BACKGROUND: Whereas several studies suggest that high-volume surgeons and hospitals deliver superior patient outcomes with greater cost efficiency, no evidence-based thresholds separating high-volume surgeons and hospitals from those that are low or medium volume exist in shoulder arthroplasty. The objective of this study was to establish meaningful thresholds that take outcomes and cost into consideration for surgeons and hospitals performing shoulder arthroplasty. METHODS: Using 9546 patients undergoing primary shoulder arthroplasty for osteoarthritis from an administrative database, we created and applied 4 models using stratum-specific likelihood ratio (SSLR) analysis of a receiver operating characteristic (ROC) curve. We generated 4 sets of thresholds predictive of adverse outcomes, namely, increased length of stay (LOS) and increased cost for both surgeon and hospital volume. RESULTS: SSLR analysis of the 4 ROC curves by surgeon volume produced 3 volume categories. LOS and cost by annual shoulder arthroplasty surgeon volume produced the same strata: 0-4 (low), 5-14 (medium), and 15 or more (high). LOS and cost by annual shoulder arthroplasty hospital volume produced the same strata: 0-3 (low), 4-14 (medium), and 15 or more (high).
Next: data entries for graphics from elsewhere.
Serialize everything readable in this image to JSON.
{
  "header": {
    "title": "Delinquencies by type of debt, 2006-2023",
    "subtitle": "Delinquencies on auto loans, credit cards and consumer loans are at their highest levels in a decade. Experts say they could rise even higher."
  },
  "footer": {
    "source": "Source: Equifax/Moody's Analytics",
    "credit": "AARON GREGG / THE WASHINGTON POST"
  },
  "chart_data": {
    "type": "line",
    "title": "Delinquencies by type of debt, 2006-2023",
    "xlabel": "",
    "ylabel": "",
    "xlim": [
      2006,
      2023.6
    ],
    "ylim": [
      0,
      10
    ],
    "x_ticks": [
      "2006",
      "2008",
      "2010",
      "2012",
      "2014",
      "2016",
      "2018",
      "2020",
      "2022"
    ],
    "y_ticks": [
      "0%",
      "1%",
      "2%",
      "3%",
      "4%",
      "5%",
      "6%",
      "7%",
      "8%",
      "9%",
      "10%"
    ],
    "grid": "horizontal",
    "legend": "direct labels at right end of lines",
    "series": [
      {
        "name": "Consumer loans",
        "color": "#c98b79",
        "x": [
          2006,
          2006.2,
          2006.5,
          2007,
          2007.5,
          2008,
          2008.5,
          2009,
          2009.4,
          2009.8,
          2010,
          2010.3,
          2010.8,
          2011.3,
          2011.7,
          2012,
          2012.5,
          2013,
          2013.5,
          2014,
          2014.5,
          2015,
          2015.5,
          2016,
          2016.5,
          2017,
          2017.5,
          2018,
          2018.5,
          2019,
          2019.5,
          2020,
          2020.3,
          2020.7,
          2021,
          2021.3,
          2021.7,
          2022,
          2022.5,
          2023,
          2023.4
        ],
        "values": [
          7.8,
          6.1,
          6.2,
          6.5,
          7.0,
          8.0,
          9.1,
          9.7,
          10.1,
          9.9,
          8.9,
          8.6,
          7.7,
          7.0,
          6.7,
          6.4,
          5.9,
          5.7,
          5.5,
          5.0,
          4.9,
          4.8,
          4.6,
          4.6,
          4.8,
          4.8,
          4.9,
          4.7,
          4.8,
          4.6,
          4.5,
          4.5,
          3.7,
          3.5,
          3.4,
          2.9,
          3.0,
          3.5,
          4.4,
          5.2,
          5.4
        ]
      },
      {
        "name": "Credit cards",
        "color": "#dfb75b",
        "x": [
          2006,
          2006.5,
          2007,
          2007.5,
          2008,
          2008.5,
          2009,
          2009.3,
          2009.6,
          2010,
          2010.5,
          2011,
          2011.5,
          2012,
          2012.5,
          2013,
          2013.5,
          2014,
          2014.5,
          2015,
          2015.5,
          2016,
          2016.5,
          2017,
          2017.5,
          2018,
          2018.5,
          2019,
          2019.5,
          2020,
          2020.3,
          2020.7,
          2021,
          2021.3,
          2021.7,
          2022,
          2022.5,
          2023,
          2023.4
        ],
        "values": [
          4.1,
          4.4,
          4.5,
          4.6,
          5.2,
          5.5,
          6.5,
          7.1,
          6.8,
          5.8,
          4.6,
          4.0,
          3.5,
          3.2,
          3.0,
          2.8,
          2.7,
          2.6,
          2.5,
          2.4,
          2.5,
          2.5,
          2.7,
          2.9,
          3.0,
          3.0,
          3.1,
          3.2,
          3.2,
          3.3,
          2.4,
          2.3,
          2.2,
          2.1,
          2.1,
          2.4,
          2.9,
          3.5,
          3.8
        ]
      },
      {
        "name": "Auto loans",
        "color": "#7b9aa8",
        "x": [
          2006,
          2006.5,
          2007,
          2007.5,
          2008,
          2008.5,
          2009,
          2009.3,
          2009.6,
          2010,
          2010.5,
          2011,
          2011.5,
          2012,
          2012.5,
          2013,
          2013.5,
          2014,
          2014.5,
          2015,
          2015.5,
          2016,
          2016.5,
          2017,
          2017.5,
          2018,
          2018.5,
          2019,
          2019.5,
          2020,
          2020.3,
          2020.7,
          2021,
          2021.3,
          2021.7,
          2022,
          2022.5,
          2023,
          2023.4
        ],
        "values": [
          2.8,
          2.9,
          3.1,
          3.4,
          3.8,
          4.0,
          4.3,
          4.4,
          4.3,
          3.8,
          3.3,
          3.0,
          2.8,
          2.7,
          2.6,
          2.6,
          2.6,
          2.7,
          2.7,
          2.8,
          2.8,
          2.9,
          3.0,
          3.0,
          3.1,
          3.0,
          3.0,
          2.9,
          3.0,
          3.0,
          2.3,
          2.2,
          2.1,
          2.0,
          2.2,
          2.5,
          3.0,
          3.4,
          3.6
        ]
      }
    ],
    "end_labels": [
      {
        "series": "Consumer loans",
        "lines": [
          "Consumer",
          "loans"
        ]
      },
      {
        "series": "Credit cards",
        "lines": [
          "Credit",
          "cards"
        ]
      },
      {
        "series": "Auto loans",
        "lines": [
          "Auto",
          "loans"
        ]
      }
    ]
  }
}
LOS and cost decreased significantly (P < .05) in progressively higher volume categories. CONCLUSIONS: Our study validates economies of scale in shoulder arthroplasty by demonstrating a direct relationship between volume and value through SSLR analysis of ROC curves for risk-based volume stratification using meaningful volume definitions for low-, medium-, and high-volume surgeons and hospitals. The described volume-value relationship offers patients, surgeons, hospitals, and other stakeholders meaningful thresholds for the optimal delivery of shoulder arthroplasty.